Step 2. Combine dry ingredients: In a large mixing bowl, whisk together 544g organic whole wheat flour, the ground seed mixture, 2 teaspoons sea salt, and 1 teaspoon baking soda. Whisk for 30 seconds to ensure even distribution — this prevents salt and soda pockets that can create tough spots.
Step 3. Prepare wet mixture: In a measuring cup, combine 240ml filtered water, 69g avocado oil, and 2 teaspoons apple cider vinegar. Whisk vigorously for 15 seconds until the oil is well emulsified. The vinegar helps tenderize the gluten and replaces the commercial malic acid.
Step 4. Form the dough: Pour the wet mixture into the flour mixture and stir with a wooden spoon until a shaggy dough forms (about 1 minute). Turn onto a clean counter and knead for 3-4 minutes until smooth and slightly elastic. The dough should be soft but not sticky — add 1-2 tablespoons flour if needed.

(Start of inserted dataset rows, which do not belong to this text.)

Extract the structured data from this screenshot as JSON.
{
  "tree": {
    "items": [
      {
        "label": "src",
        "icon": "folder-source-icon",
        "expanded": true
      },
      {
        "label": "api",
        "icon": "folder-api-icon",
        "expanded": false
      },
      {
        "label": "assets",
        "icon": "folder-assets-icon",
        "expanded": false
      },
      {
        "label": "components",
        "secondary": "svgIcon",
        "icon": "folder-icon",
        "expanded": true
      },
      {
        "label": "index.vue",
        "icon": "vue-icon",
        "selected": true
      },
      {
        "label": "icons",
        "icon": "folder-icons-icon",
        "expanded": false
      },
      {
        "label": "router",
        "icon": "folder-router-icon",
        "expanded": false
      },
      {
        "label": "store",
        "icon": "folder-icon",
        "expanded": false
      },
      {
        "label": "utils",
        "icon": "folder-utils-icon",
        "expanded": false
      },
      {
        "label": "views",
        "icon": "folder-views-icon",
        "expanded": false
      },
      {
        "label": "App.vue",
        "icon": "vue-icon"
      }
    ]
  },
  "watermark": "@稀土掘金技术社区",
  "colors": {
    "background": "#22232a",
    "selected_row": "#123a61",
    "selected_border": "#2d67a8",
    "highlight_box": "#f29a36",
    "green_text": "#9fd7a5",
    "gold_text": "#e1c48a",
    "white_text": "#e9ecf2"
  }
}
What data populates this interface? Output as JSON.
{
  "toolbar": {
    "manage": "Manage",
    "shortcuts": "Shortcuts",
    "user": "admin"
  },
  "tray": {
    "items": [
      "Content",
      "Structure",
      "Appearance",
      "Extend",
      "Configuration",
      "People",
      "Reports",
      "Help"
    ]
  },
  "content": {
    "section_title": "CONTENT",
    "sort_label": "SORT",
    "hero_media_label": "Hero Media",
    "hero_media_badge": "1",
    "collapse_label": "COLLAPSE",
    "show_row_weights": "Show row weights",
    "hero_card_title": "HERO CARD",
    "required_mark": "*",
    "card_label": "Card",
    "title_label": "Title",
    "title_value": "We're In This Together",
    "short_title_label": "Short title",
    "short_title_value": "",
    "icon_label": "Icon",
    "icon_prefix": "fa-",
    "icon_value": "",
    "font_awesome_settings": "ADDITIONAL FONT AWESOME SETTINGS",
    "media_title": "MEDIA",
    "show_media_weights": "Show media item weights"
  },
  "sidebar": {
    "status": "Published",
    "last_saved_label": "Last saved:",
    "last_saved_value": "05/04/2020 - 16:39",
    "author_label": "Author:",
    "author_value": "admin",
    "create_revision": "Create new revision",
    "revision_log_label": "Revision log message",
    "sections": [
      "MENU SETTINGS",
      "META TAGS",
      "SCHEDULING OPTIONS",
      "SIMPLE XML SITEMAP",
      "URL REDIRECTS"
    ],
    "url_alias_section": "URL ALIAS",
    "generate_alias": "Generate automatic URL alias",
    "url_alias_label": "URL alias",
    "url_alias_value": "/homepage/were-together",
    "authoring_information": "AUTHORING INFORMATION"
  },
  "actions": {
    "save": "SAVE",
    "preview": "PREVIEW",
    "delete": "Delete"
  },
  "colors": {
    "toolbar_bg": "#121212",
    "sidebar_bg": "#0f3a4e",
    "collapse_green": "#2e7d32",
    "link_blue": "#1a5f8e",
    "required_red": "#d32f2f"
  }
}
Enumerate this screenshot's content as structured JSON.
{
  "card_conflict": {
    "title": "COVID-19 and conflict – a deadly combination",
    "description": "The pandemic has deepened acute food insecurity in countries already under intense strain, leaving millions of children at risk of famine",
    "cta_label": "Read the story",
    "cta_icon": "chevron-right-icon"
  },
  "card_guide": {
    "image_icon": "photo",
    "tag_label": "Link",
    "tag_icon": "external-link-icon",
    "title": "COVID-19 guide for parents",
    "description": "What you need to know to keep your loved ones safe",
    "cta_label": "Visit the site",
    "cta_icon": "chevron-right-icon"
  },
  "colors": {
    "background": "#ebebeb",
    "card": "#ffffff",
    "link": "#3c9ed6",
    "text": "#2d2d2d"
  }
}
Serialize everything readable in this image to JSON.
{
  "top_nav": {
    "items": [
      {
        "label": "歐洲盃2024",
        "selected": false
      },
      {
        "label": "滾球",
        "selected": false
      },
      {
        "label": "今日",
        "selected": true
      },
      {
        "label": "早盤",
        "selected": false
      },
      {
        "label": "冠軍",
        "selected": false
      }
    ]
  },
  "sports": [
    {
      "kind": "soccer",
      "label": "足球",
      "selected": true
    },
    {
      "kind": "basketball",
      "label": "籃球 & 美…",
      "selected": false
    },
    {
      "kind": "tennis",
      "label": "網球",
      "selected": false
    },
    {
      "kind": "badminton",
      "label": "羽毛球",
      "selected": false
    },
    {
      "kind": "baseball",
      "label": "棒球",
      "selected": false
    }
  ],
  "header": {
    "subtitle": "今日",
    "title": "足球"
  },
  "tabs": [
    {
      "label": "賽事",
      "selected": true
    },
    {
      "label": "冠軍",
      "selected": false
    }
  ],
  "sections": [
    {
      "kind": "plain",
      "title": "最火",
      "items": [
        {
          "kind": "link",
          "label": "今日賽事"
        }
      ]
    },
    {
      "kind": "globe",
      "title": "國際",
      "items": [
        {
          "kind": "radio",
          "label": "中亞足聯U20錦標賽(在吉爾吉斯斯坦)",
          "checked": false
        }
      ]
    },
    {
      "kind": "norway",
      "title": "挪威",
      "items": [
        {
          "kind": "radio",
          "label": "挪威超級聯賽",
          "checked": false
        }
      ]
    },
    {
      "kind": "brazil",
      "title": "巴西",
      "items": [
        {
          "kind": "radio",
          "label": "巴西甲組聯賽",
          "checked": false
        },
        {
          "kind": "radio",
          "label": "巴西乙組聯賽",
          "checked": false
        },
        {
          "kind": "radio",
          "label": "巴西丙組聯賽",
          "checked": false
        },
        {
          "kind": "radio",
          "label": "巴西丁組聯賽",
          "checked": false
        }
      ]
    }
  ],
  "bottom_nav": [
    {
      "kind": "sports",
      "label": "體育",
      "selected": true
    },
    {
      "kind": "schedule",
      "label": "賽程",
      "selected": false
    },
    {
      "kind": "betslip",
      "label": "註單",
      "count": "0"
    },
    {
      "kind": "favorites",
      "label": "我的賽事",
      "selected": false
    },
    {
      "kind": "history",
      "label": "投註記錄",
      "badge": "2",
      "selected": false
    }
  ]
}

Step 5. Rest and portion: Wrap dough in plastic wrap and let rest for 30 minutes at room temperature. This relaxes the gluten for easier rolling. Divide into 16 equal portions (about 55g each) and shape into balls. Cover with a damp towel while working.
Step 6. Roll the wraps: Working with one ball at a time, roll on a lightly floured surface into an 8-9 inch circle, about 2mm thick. Roll from center outward in all directions, rotating the dough quarter turns. The wrap should be thin enough to see your hand through when held up to light.
Step 7. Cook immediately: Heat a dry cast iron skillet or non-stick pan over medium heat. Cook each wrap for 45-60 seconds on the first side until light brown spots appear, then flip and cook 30-45 seconds more. The wrap should puff slightly and feel flexible, not crispy.
Step 8. Cool and store: Stack cooked wraps on a plate, covering with a clean kitchen towel to keep them soft. Once completely cool, store in an airtight container or zip-lock bag. Use within 3 days at room temperature, or freeze for up to 3 months with parchment paper between wraps.
Storage
Store at room temperature for 3 days, refrigerate for 1 week, or freeze for 3 months. If wraps become stiff, wrap in damp paper towel and microwave 10-15 seconds to restore flexibility.
Cost Comparison
Cost per serving (homemade)$0.30
Cost per serving (store-bought)$0.65
Savings54%
Higher upfront ingredient cost but significant per-wrap savings. Bulk buying reduces cost further. Premium ingredients justify the 20% higher initial investment versus commercial wraps.